Liquidity crisis – central banks, SWFs and global moral hazard
In the last few days every major newspaper had a cover page story on global credit crunch, on funds suspending withdrawals, on funds reporting major losses (20-30 percent or more). There are many stories suggesting that a global crisis may lie ahead and that global economy will experience a recession.
It is important to understand what is going on, and the story seems very simple. Some funds, banks and other institutions suffered heavy losses, so unhappy investors want their remaining back. But we all know that liquidity is a coward it runs away on the first sign of a trouble. Because investors expect prices to decline further they do not want to buy, so those who face redemptions and cannot sell amid no bids have to borrow to remain liquid or have to suspend redemptions. In the absence of new credit more and more institutions will be unable to meet client withdrawal demands, eventually they will be forced to sell at any price and major asset price collapse and recession will follow.
This scenario may lie ahead, but there are two ways to prevent it from happening. Firstly, and this is already happening, major central banks inject liquidity into the world financial system, so funds do not have to continue selling their assets. Secondly, and here we have no knowledge amid lack of transparency, the Sovereign Wealth Funds and the world central banks which are largest reserve holders may start buying now much cheaper assets to stabilize market situation. Under the assumption of markets returning to normal functioning, current spread levels may seem attractive enough for those institutions to step in, buy cheaply, stabilize situation and make large profits at the same time.
This is an unprecedented situation, unseen in the 20th century.
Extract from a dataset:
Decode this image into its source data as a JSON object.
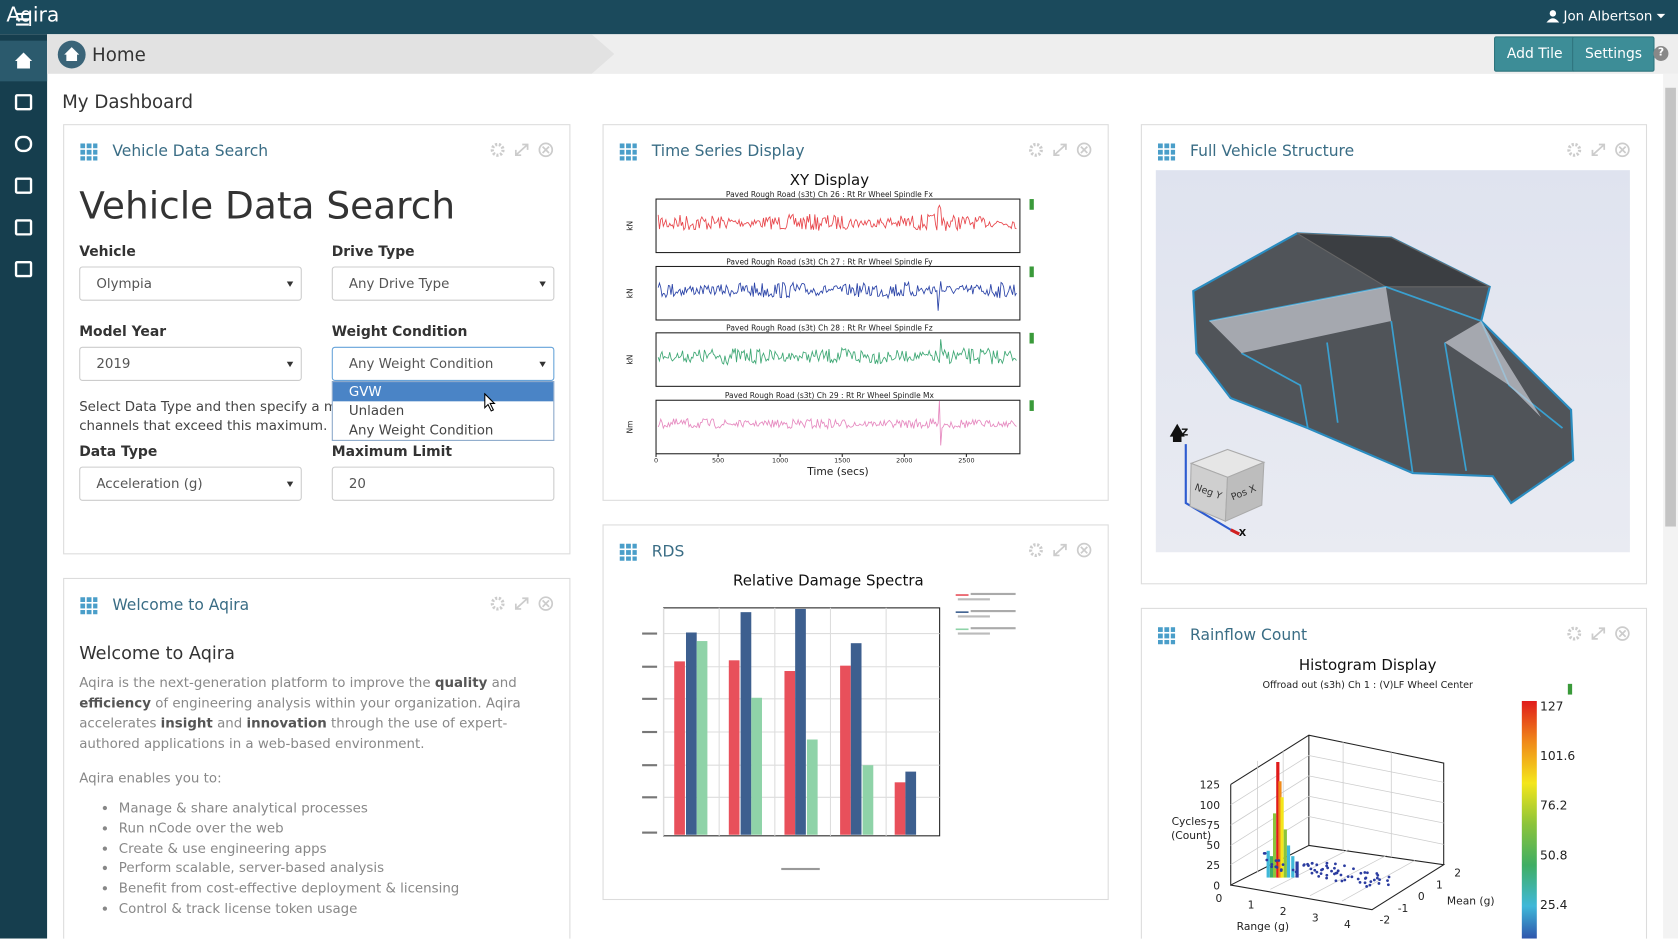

The global stability lies in the hands of central banks in the developed world which are supplying liquidity (old story), AND in the hands of central banks and SWFs from the emerging world, which may be providing bids at times when private sector is unwilling to do it.
If both channels are operating now, the markets will calm, sooner or later. But in such case the result could be the biggest ever moral hazard in financial markets, the global one. According to some commentators the Greenspan put (Fed willingness to bail out troubled US financial institutions) is one of the factors behind the current turmoil. It is easy to imagine the future investors behavior if the global bail out takes place. So any action should carefully balance short-term stability goal with a long-term one.